Synthetic vs. Real-world data for traffic light classification
The Issue of Traffic Light Classification
Having a robust traffic light (TL) classifier is essential in any autonomous driving / ADAS system. Even though it may seem like a simple AI problem, the TL classifier requires very good performance. To obtain this it calls for a high-quality dataset both in size and composition. Training images should reflect the variability in shape, illumination and weather conditions of traffic lights on any road on the planet.
Most popular datasets for TL detection and classification use real-world images: Bosch, DTLD, LARA, and LISA. Although these widely differ in quantity and quality, all of them present some undesirable characteristics. Some examples include wrong labels, inaccurate bounding boxes, overrepresented annotations due to motionless scenes, and unbalanced classes, among others. It would be very expensive and time-consuming to overcome such a disadvantage by gathering more real-world data. Therefore, the synthetic solution seems like a more and more attractive approach.
ANYVERSE for TL
It has already been proven in another study that ANYVERSE’s physics-based render quality provides fidelity to the real world with respect to other synthetic data generation procedures. But how does ANYVERSE perform in comparison with real-world data? In this blogpost, we conduct a study using the four real-world datasets mentioned before together with a new synthetic one generated with ANYVERSE for TL classification.
The Training Subjects
Assuming we have the location of a traffic light, we train a classifier to infer its state: green, red, or yellow. As an input, we use 96×96 image crops. These contain traffic lights, only with three round bulbs and vertical housing, during the daytime. See below some samples from each dataset:
The next figure shows the size and class distribution of each dataset in terms of red, green and yellow lights. All real-world datasets, except for LISA, include 7K-15K annotated traffic lights, and the yellow class in all of them is unbalanced. LARA and LISA contain a large number of overrepresented traffic lights, i.e. very similar crops due to the lack of motion of the recording camera. In terms of variety of annotations, LISA is the most uneven dataset because the yellow lights are extremely underrepresented, while DTLD is much more uniform.

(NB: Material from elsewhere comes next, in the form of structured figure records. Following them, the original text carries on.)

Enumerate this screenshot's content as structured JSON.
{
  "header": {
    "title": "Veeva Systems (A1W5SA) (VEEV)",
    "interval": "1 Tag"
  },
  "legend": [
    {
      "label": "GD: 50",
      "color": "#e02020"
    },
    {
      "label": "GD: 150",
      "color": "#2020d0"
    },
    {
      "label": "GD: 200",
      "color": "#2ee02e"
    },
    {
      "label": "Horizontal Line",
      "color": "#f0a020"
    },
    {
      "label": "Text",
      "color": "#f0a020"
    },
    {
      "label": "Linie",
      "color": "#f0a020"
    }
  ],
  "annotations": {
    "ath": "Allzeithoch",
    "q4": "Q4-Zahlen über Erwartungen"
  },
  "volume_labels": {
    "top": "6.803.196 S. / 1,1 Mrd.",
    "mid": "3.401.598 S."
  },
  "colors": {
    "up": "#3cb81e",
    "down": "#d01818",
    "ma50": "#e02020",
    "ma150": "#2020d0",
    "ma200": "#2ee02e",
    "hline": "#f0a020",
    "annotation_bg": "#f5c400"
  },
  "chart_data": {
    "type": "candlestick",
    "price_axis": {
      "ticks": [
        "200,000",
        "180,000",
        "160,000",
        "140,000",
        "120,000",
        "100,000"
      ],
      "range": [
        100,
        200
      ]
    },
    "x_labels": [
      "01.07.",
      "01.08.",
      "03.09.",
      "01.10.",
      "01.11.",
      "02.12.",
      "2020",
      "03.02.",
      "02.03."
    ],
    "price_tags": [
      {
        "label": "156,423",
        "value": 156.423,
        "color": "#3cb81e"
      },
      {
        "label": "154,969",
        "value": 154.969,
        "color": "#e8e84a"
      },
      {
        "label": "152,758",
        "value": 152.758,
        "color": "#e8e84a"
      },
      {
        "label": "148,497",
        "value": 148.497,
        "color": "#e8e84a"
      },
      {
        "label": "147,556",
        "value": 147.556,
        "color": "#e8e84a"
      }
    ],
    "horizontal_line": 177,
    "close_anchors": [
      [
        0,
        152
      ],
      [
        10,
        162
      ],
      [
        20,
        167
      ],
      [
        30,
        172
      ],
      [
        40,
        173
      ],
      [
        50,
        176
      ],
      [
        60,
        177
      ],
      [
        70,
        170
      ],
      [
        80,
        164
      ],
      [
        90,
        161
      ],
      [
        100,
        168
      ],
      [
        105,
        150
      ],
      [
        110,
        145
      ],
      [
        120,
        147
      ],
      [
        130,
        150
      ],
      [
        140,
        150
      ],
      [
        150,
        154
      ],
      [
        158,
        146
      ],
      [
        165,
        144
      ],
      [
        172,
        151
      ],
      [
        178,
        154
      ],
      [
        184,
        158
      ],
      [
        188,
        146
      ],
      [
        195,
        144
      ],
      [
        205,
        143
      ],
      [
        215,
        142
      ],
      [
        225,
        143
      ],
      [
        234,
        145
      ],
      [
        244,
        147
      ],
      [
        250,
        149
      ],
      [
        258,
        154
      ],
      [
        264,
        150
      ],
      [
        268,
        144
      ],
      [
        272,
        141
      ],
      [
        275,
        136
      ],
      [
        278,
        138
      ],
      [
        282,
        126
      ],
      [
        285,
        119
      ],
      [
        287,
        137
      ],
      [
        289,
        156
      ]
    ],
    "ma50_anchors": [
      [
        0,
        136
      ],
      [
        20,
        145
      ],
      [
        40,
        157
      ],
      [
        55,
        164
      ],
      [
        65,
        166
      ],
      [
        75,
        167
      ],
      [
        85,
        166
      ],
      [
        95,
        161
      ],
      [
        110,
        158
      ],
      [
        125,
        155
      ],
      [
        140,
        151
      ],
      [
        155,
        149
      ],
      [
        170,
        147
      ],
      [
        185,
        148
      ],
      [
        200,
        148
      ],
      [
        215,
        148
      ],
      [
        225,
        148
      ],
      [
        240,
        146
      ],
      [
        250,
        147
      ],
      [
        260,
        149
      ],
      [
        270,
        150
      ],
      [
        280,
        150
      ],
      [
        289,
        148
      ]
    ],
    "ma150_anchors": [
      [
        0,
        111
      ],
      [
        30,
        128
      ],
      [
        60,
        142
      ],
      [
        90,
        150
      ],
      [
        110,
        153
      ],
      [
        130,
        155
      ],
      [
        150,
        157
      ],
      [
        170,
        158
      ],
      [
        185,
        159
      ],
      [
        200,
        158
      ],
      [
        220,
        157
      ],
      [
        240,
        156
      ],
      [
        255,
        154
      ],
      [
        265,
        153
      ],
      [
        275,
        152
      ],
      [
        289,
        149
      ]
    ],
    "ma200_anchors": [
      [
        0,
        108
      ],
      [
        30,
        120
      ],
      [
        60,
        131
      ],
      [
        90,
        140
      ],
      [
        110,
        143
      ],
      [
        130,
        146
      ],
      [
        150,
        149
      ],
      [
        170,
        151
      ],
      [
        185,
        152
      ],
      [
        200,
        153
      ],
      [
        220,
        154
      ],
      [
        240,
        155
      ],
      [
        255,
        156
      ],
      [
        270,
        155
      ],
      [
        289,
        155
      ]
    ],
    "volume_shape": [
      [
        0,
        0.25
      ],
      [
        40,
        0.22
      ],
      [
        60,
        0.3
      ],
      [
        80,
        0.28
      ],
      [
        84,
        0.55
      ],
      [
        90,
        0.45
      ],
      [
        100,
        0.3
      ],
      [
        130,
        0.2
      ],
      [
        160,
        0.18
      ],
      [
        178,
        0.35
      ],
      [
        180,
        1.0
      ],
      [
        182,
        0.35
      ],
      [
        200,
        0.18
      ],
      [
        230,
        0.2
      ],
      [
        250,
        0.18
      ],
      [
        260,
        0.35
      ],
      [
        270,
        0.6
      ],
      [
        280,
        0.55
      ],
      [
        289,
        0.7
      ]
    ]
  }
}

As for ANYVERSE, it has been generated independently from the real-world datasets. Since we can control all data generation parameters, we obtained a balanced dataset with a high variation in appearance.
In order to compare ANYVERSE with all four real-world datasets, we perform an all-vs-all experiment. We train five ResNet-8 classifiers, one per dataset, and then evaluate them on the testing sets of all datasets. When no training-testing division is provided, we use an 80:20 split. As a result, we get 25 experiments. The results from these in terms of average precision (F1 score yields similar results) are available in the following table. These values measure the capability of a dataset to perform well on other distributions and, thus, generalize to real unexpected situations.
As you can see, the numbers on the diagonal are all very close to 1.0. This is due to the fact that each dataset performs very well in its own testing set. However, the off-diagonal numbers are more diverse. Some of them, for example, when training with ANYVERSE and testing on LISA, are close to 98% accuracy. Yet other combinations show very poor results. This is the case, for instance, when training on LISA and testing on BOSCH. This is due to two facts:
- LISA is very unbalanced because it has few yellow lights for training (<100). The classifier is not able to correctly learn the difference between red an yellow from LISA. In fact, it thinks that 90% of the BOSCH red lights are yellow.
- BOSCH and LISA present different levels of global illumination (average channel values). On average, LISA crops are more than 20 units larger than those in Bosch. This indicates that the BOSCH ones were created under darker conditions:
In the next figure, we show a simplified version of the previous table. We plot the average precision of each dataset on the testing set of the remaining four sets. Error bars indicate the standard deviation. We notice that ANYVERSE and DTLD outperform the others. This is indeed very evident for the high-fidelity synthetic approach since it performs as well as the best real-world dataset and noticeably better than the rest.
In a nutshell, this experiment indicates that the performance obtained with high-fidelity synthetic data is comparable to the one obtained with real-world data when classifying traffic lights. In addition, the advantages of ANYVERSE for generating new data over capturing it in the real world would allow us to easily and quickly extend the ANYVERSE dataset to improve some of the results. This is a task that would be very expensive and time-consuming using real-world data only.
The capability of ANYVERSE to produce reliable synthetic data in a time efficient manner proves to be essential for accelerating the path of advanced perception models.